Sheila is married to a successful husband Vikram (Sharma) and spends a lot of time examining how to reconcile her role as a wife who is living in the safe cocoon of an upper-class existence but reflects on her own ambitions and individuality. Sheila has a near-constant stream-of consciousness chatter going on. And one day, Maya appears.

She could very well be a real life person or simply a figment of Sheila’s overactive imagination. While Sheila is overly-emotional and definitely lonely in her own world, Maya fashions herself to be the colourfully-dressed provider of pragmatic answers to Sheila’s many questions.
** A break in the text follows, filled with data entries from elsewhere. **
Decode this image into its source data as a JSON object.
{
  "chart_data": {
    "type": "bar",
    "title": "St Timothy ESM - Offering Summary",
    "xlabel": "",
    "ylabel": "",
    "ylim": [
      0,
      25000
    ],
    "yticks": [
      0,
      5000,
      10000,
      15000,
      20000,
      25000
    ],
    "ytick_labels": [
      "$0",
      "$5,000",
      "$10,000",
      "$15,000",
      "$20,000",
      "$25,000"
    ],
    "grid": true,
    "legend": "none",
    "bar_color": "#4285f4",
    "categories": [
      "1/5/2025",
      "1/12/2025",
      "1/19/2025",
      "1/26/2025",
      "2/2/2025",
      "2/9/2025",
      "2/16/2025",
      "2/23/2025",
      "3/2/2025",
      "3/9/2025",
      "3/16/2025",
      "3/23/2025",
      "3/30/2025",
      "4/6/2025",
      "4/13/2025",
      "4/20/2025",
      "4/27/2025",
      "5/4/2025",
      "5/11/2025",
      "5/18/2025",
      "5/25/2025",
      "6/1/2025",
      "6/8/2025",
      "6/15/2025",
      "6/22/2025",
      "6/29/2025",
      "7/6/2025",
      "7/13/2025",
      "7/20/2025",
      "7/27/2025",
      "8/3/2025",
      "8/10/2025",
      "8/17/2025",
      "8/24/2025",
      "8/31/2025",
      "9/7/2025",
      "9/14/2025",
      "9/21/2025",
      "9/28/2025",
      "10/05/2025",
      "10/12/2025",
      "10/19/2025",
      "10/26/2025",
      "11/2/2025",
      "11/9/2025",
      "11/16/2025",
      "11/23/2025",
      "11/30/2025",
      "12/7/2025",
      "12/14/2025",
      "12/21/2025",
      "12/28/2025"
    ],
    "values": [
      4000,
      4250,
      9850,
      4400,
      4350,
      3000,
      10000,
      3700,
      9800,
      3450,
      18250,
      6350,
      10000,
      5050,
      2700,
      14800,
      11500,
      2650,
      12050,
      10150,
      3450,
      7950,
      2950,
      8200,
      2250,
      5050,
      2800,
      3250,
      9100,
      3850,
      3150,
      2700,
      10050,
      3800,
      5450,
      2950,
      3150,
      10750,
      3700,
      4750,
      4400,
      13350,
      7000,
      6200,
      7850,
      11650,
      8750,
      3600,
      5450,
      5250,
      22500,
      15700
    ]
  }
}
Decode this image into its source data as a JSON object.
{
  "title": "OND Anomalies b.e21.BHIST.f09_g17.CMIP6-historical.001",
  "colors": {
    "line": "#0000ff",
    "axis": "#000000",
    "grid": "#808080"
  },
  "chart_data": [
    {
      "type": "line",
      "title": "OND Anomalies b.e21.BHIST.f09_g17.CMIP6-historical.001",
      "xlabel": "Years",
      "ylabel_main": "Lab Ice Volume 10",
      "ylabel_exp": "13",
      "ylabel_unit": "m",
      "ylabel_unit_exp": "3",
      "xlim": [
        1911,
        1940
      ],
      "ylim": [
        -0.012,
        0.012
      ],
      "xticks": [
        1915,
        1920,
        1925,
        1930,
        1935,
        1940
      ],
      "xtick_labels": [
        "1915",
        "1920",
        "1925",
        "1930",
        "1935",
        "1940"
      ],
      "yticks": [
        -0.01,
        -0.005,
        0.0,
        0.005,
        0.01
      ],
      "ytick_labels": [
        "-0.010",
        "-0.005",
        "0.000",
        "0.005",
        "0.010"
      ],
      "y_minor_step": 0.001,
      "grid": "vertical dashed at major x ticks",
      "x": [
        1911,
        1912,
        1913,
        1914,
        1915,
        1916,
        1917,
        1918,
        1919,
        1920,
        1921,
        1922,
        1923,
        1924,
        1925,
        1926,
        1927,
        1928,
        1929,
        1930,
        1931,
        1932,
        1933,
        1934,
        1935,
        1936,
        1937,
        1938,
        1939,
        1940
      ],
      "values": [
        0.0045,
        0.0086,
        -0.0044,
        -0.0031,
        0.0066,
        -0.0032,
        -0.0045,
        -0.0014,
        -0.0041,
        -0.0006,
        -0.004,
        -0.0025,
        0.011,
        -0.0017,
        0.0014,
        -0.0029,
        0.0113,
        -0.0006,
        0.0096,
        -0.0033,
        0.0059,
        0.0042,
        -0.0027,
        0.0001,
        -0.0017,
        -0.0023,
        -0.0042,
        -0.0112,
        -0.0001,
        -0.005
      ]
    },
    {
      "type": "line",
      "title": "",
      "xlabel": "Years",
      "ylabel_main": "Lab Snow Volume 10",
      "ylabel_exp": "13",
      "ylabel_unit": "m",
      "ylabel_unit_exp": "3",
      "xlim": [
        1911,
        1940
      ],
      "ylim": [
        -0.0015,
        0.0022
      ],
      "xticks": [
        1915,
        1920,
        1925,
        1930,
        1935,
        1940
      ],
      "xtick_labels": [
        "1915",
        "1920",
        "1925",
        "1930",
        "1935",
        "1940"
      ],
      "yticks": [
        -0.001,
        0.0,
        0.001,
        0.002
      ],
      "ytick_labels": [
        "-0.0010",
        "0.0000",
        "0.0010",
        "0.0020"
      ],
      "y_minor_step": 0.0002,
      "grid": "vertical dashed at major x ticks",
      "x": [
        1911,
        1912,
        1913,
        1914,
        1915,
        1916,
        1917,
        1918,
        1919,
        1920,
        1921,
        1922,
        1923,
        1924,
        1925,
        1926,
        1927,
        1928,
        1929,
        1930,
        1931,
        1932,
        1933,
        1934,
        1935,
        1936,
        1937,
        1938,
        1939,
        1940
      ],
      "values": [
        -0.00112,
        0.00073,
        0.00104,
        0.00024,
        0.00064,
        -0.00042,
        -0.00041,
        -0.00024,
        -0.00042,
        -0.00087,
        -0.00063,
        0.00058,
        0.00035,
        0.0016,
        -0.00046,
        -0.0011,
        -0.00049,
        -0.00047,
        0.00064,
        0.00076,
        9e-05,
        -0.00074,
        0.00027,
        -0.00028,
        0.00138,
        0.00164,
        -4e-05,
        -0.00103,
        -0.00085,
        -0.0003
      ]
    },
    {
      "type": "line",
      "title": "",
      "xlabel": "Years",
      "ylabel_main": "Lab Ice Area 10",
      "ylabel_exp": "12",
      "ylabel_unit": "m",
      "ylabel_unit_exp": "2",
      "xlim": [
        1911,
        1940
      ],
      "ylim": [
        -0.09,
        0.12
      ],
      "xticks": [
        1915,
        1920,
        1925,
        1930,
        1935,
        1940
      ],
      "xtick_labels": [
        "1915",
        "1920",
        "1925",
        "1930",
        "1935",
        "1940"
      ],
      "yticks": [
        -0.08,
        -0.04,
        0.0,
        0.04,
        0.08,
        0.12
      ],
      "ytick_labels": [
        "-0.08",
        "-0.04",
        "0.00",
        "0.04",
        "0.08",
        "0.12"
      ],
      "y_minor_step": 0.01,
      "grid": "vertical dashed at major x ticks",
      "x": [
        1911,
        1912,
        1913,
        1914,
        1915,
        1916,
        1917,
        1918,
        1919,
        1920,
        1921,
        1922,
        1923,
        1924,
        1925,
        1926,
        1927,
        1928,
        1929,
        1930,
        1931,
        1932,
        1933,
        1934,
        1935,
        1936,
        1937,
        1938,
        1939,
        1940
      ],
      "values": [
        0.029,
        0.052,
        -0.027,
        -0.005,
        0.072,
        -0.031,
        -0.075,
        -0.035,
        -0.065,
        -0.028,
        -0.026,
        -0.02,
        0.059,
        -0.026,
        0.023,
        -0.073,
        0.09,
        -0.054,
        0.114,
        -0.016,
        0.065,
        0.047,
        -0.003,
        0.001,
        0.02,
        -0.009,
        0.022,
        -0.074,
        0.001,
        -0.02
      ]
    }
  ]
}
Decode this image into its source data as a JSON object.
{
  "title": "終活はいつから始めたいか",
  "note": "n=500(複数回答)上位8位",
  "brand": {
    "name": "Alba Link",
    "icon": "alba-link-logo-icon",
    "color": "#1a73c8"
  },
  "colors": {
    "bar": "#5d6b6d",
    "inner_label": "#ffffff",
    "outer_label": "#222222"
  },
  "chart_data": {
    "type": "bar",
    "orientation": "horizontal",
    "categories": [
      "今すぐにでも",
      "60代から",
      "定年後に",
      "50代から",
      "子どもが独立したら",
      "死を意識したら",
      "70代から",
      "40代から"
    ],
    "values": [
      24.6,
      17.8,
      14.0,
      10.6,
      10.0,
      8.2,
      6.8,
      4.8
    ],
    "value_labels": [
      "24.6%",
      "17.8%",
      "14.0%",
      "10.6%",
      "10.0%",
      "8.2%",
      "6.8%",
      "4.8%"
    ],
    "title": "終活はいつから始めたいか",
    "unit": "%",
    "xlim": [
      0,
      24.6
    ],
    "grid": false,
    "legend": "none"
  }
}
Maya offers useful but boringly obvious advice about not letting people walk over you and about reinventing oneself; what is ironic is that such bits of wisdom can be applicable to anyone, regardless of gender.

The various chapters of this film aren’t in chronological order. Different aspects of Sheila’s life appear randomly. This is one of the things that disturb the flow of the film. For example, the pauses between sentences (Maya’s in particular) might be aimed at dramatic effect and work in real life, but these make the film drag. While Maya is meant as a counterpoint to Sheila, the former’s theatrics and gesticulations are quite over-the-top.

The concept of this film is sound as is Chatterjee’s performance but the others are lacking. Under the broad umbrella of Sandcastle’s overall feminist import and the examination of aspects related to the female psyche, it is a film about self-realization and identity, but one that could have been told better.

Story :-

Set in contemporary India, the film is about Sheila’s (Chatterjee) journey on the path of self-discovery amidst the pressures and expectations of urban society. She is helped along her path by Maya (Jethwani).